The legislation would require the city administrator to provide design and cost estimates for any development or redevelopment of roadway, street, public facility and other public capital improvement projects. It also would give council flexibility in considering alternatives to burying the lines. The cost to install power lines underground varies, taking into consideration the length of the roadway and the voltage involved.
"The burying of utility lines on new and major reconstruction projects will cost additional dollars and it is expensive," Berry noted in earlier statements. "The safety and aesthetic benefits to our community well out weigh the cost."
"As I look down Hoover, White, Broadway, Stringtown, Orders, and the soon-to-be steel towers on the new 665, it makes me sick. The residents and businesses of this city deserve better," Berry remarked.
The proposed resolution to adopt an underground utilities policy is not a mandate. Council would just have to make a point to consider it. Council President Richard Lester said he thought the city already did that while considering new projects. Klemack-McGraw and Berry would like written legislation.
There is no word at this time as to when council will put the resolution back on the table.
In other news:
•A few Grove City parks got some attention at the council meeting. Council approved an ordinance to appropriate $24,000 from the recreation development fund for improvements at Fryer Park/Discovery Frontier. This money will be used to add security cameras at Discovery Frontier. It also includes drainage work in the parking area near the softball diamonds.
Council rejected an ordinance, with a 3-2 vote, to appropriate $40,400 from the recreation development fund for improvements to the Grove City Skate Park. The skate park opened in December 2006 and it is a popular spot in the area. The money was going to be used to add bleachers and a shade structure to the park. It would have also paid for the installation of security cameras, a drinking fountain and concrete curbing. Councilman Richard "Ike" Stage, Klemack-McGraw and Berry voted against the ordinance.

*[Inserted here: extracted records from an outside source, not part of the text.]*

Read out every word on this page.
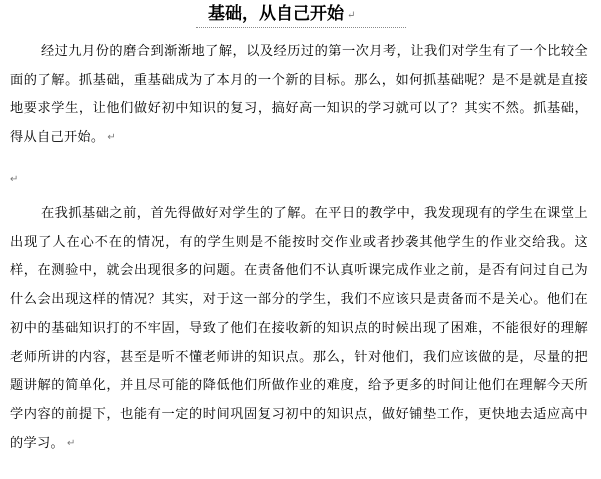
基础，从自己开始 ↵

经过九月份的磨合到渐渐地了解，以及经历过的第一次月考，让我们对学生有了一个比较全面的了解。抓基础，重基础成为了本月的一个新的目标。那么，如何抓基础呢？是不是就是直接地要求学生，让他们做好初中知识的复习，搞好高一知识的学习就可以了？其实不然。抓基础，得从自己开始。 ↵

↵

在我抓基础之前，首先得做好对学生的了解。在平日的教学中，我发现现有的学生在课堂上出现了人在心不在的情况，有的学生则是不能按时交作业或者抄袭其他学生的作业交给我。这样，在测验中，就会出现很多的问题。在责备他们不认真听课完成作业之前，是否有问过自己为什么会出现这样的情况？其实，对于这一部分的学生，我们不应该只是责备而不是关心。他们在初中的基础知识打的不牢固，导致了他们在接收新的知识点的时候出现了困难，不能很好的理解老师所讲的内容，甚至是听不懂老师讲的知识点。那么，针对他们，我们应该做的是，尽量的把题讲解的简单化，并且尽可能的降低他们所做作业的难度，给予更多的时间让他们在理解今天所学内容的前提下，也能有一定的时间巩固复习初中的知识点，做好铺垫工作，更快地去适应高中的学习。 ↵
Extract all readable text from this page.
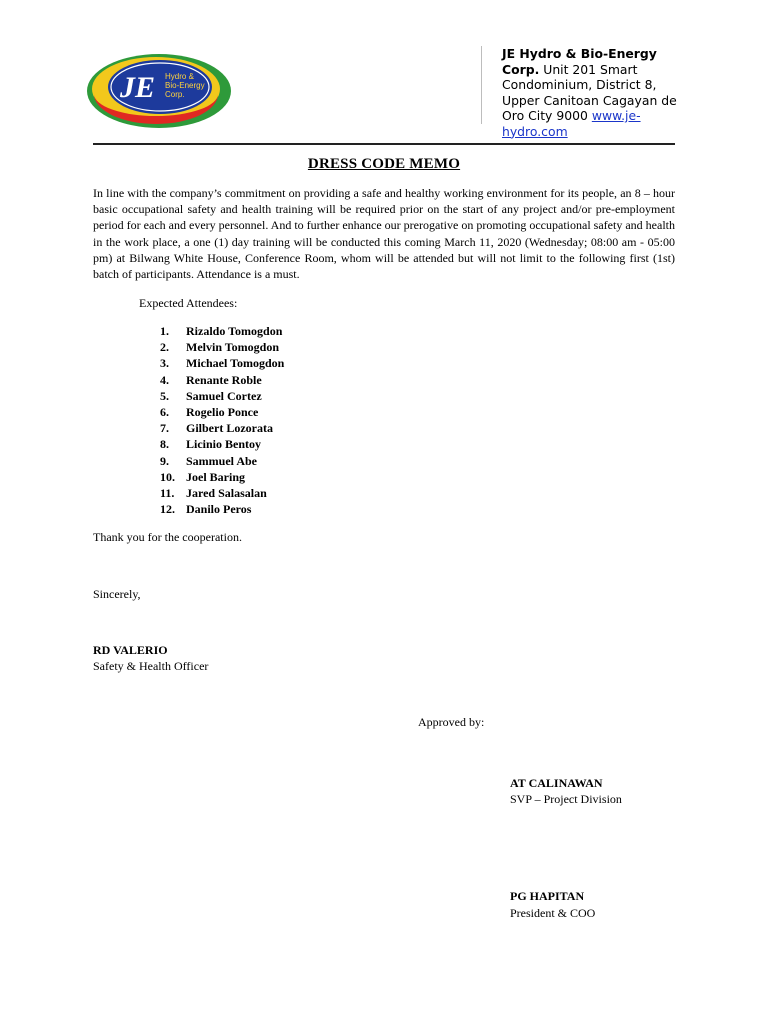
JE Hydro &
Bio-Energy
Corp.
JE Hydro & Bio-Energy Corp. Unit 201 Smart Condominium, District 8, Upper Canitoan Cagayan de Oro City 9000 www.je-hydro.com
DRESS CODE MEMO
In line with the company’s commitment on providing a safe and healthy working environment for its people, an 8 – hour basic occupational safety and health training will be required prior on the start of any project and/or pre-employment period for each and every personnel. And to further enhance our prerogative on promoting occupational safety and health in the work place, a one (1) day training will be conducted this coming March 11, 2020 (Wednesday; 08:00 am - 05:00 pm) at Bilwang White House, Conference Room, whom will be attended but will not limit to the following first (1st) batch of participants. Attendance is a must.
Expected Attendees:
1. Rizaldo Tomogdon
2. Melvin Tomogdon
3. Michael Tomogdon
4. Renante Roble
5. Samuel Cortez
6. Rogelio Ponce
7. Gilbert Lozorata
8. Licinio Bentoy
9. Sammuel Abe
10. Joel Baring
11. Jared Salasalan
12. Danilo Peros
Thank you for the cooperation.
Sincerely,
RD VALERIO
Safety & Health Officer
Approved by:
AT CALINAWAN
SVP – Project Division
PG HAPITAN
President & COO
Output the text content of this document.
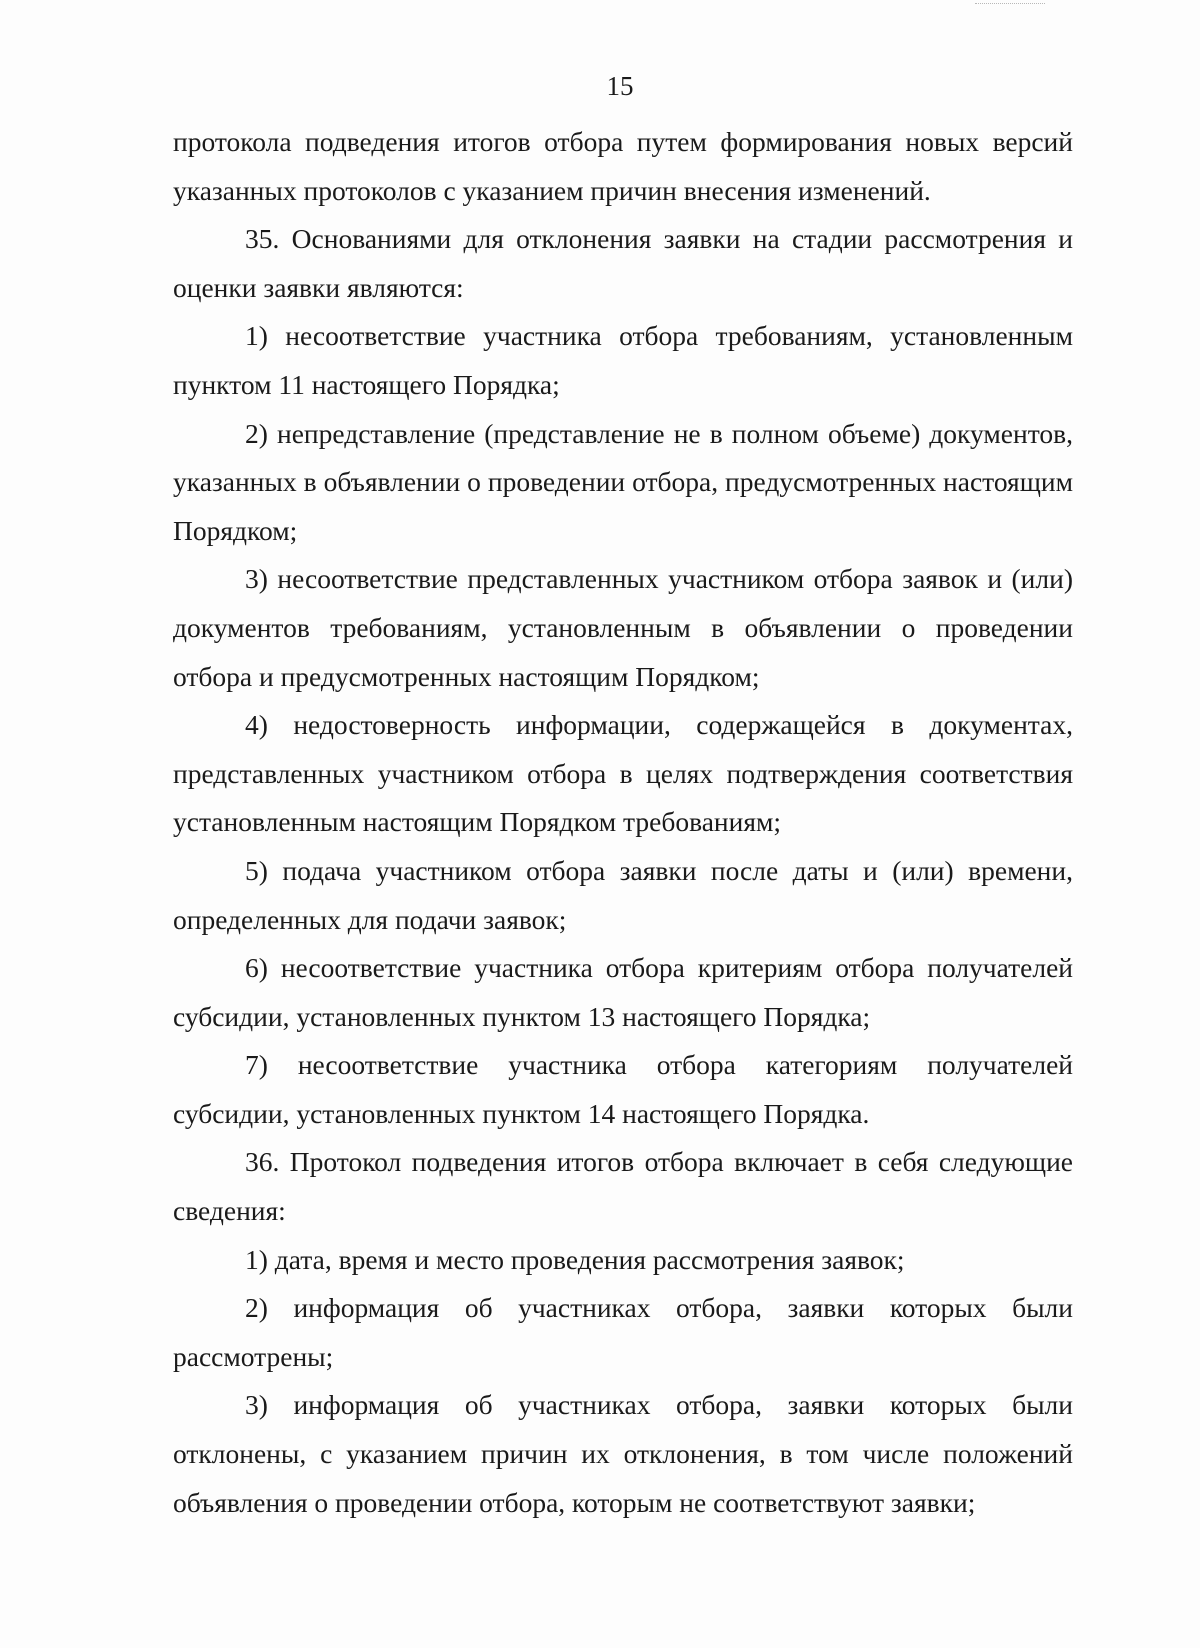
15

протокола подведения итогов отбора путем формирования новых версий указанных протоколов с указанием причин внесения изменений.

35. Основаниями для отклонения заявки на стадии рассмотрения и оценки заявки являются:

1) несоответствие участника отбора требованиям, установленным пунктом 11 настоящего Порядка;

2) непредставление (представление не в полном объеме) документов, указанных в объявлении о проведении отбора, предусмотренных настоящим Порядком;

3) несоответствие представленных участником отбора заявок и (или) документов требованиям, установленным в объявлении о проведении отбора и предусмотренных настоящим Порядком;

4) недостоверность информации, содержащейся в документах, представленных участником отбора в целях подтверждения соответствия установленным настоящим Порядком требованиям;

5) подача участником отбора заявки после даты и (или) времени, определенных для подачи заявок;

6) несоответствие участника отбора критериям отбора получателей субсидии, установленных пунктом 13 настоящего Порядка;

7) несоответствие участника отбора категориям получателей субсидии, установленных пунктом 14 настоящего Порядка.

36. Протокол подведения итогов отбора включает в себя следующие сведения:

1) дата, время и место проведения рассмотрения заявок;

2) информация об участниках отбора, заявки которых были рассмотрены;

3) информация об участниках отбора, заявки которых были отклонены, с указанием причин их отклонения, в том числе положений объявления о проведении отбора, которым не соответствуют заявки;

"This park has some of the same issues as our other parks," said Stage. "I would rather have a plan in place that would address all the parks."

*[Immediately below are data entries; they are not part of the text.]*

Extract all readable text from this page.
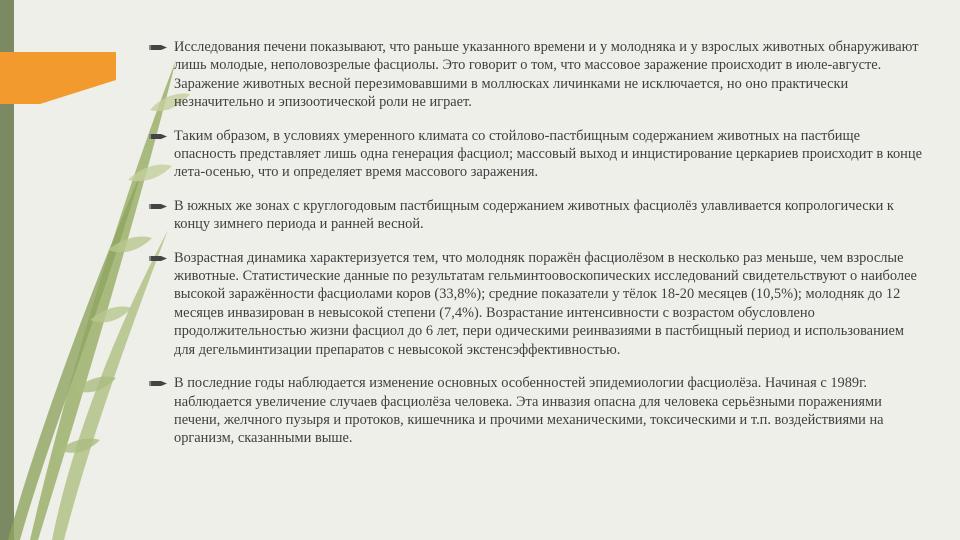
Исследования печени показывают, что раньше указанного времени и у молодняка и у взрослых животных обнаруживают лишь молодые, неполовозрелые фасциолы. Это говорит о том, что массовое заражение происходит в июле-августе. Заражение животных весной перезимовавшими в моллюсках личинками не исключается, но оно практически незначительно и эпизоотической роли не играет.
Таким образом, в условиях умеренного климата со стойлово-пастбищным содержанием животных на пастбище опасность представляет лишь одна генерация фасциол; массовый выход и инцистирование церкариев происходит в конце лета-осенью, что и определяет время массового заражения.
В южных же зонах с круглогодовым пастбищным содержанием животных фасциолёз улавливается копрологически к концу зимнего периода и ранней весной.
Возрастная динамика характеризуется тем, что молодняк поражён фасциолёзом в несколько раз меньше, чем взрослые животные. Статистические данные по результатам гельминтоовоскопических исследований свидетельствуют о наиболее высокой заражённости фасциолами коров (33,8%); средние показатели у тёлок 18-20 месяцев (10,5%); молодняк до 12 месяцев инвазирован в невысокой степени (7,4%). Возрастание интенсивности с возрастом обусловлено продолжительностью жизни фасциол до 6 лет, пери одическими реинвазиями в пастбищный период и использованием для дегельминтизации препаратов с невысокой экстенсэффективностью.
В последние годы наблюдается изменение основных особенностей эпидемиологии фасциолёза. Начиная с 1989г. наблюдается увеличение случаев фасциолёза человека. Эта инвазия опасна для человека серьёзными поражениями печени, желчного пузыря и протоков, кишечника и прочими механическими, токсическими и т.п. воздействиями на организм, сказанными выше.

Lester and Councilman Larry Corbin voted in favor of the improvements. Lester noted that he spoke with four adults who came from Cleveland just to check out the skate park.

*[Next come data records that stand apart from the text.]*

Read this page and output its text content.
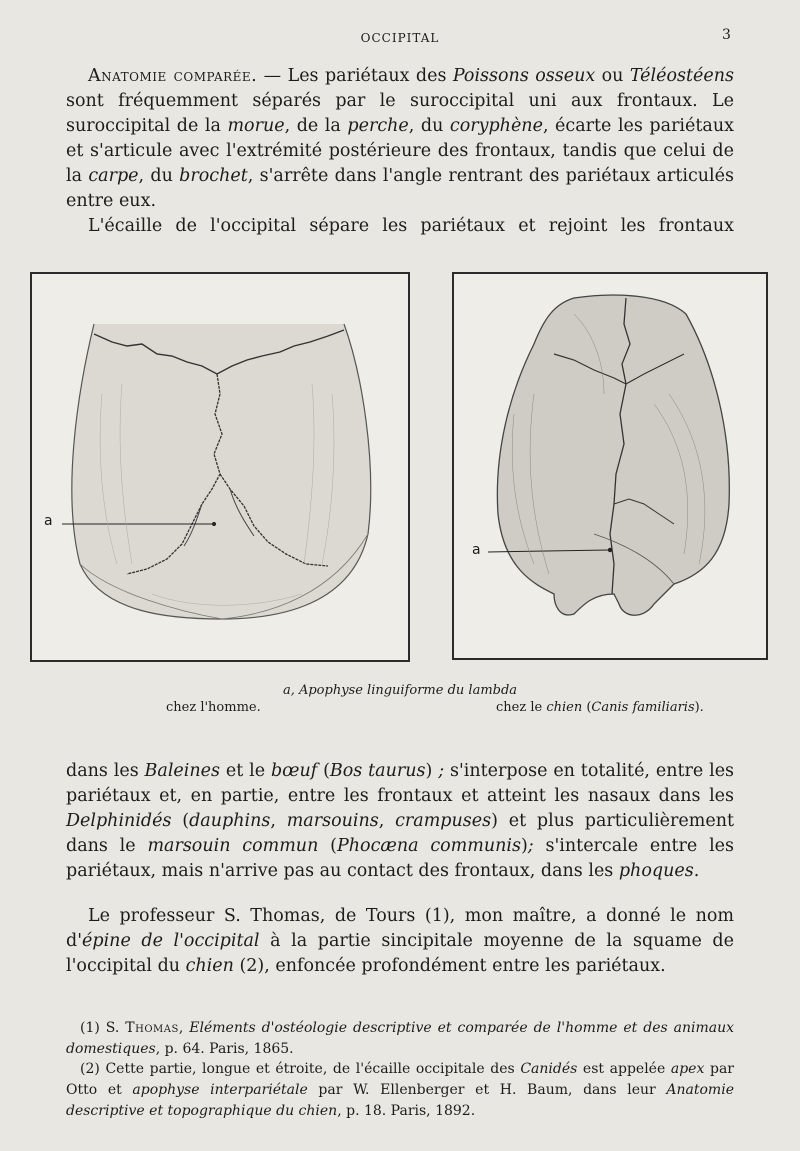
OCCIPITAL	3

Anatomie comparée. — Les pariétaux des Poissons osseux ou Téléostéens sont fréquemment séparés par le suroccipital uni aux frontaux. Le suroccipital de la morue, de la perche, du coryphène, écarte les pariétaux et s'articule avec l'extrémité postérieure des frontaux, tandis que celui de la carpe, du brochet, s'arrête dans l'angle rentrant des pariétaux articulés entre eux.

L'écaille de l'occipital sépare les pariétaux et rejoint les frontaux

a
a
a, Apophyse linguiforme du lambda
chez l'homme.	chez le chien (Canis familiaris).

dans les Baleines et le bœuf (Bos taurus) ; s'interpose en totalité, entre les pariétaux et, en partie, entre les frontaux et atteint les nasaux dans les Delphinidés (dauphins, marsouins, crampuses) et plus particulièrement dans le marsouin commun (Phocæna communis); s'intercale entre les pariétaux, mais n'arrive pas au contact des frontaux, dans les phoques.

Le professeur S. Thomas, de Tours (1), mon maître, a donné le nom d'épine de l'occipital à la partie sincipitale moyenne de la squame de l'occipital du chien (2), enfoncée profondément entre les pariétaux.

(1) S. Thomas, Eléments d'ostéologie descriptive et comparée de l'homme et des animaux domestiques, p. 64. Paris, 1865.

(2) Cette partie, longue et étroite, de l'écaille occipitale des Canidés est appelée apex par Otto et apophyse interpariétale par W. Ellenberger et H. Baum, dans leur Anatomie descriptive et topographique du chien, p. 18. Paris, 1892.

"This park has amenities that are site specific and it has become a highly visited place in our city," Lester commented.
•Council passed an ordinance to move $20,000 from the general fund to purchase and install an emergency siren for the Jackpot and Stringtown roads area. The city will contract with the Franklin County Emergency Management and Homeland Security to install the siren.
•As of Sept. 5, Columbus Street will be open to two-way traffic. There was a sewer project and road construction going on that tied up traffic. Director of Service Darryl Hughes said there is still work that needs to be done but traffic will be allowed through. He said all the repairs should be finished in time for the Arts in the Alley event Sept. 15-16. Residents attending the festivities can park at the old lumberyard site, behind city hall.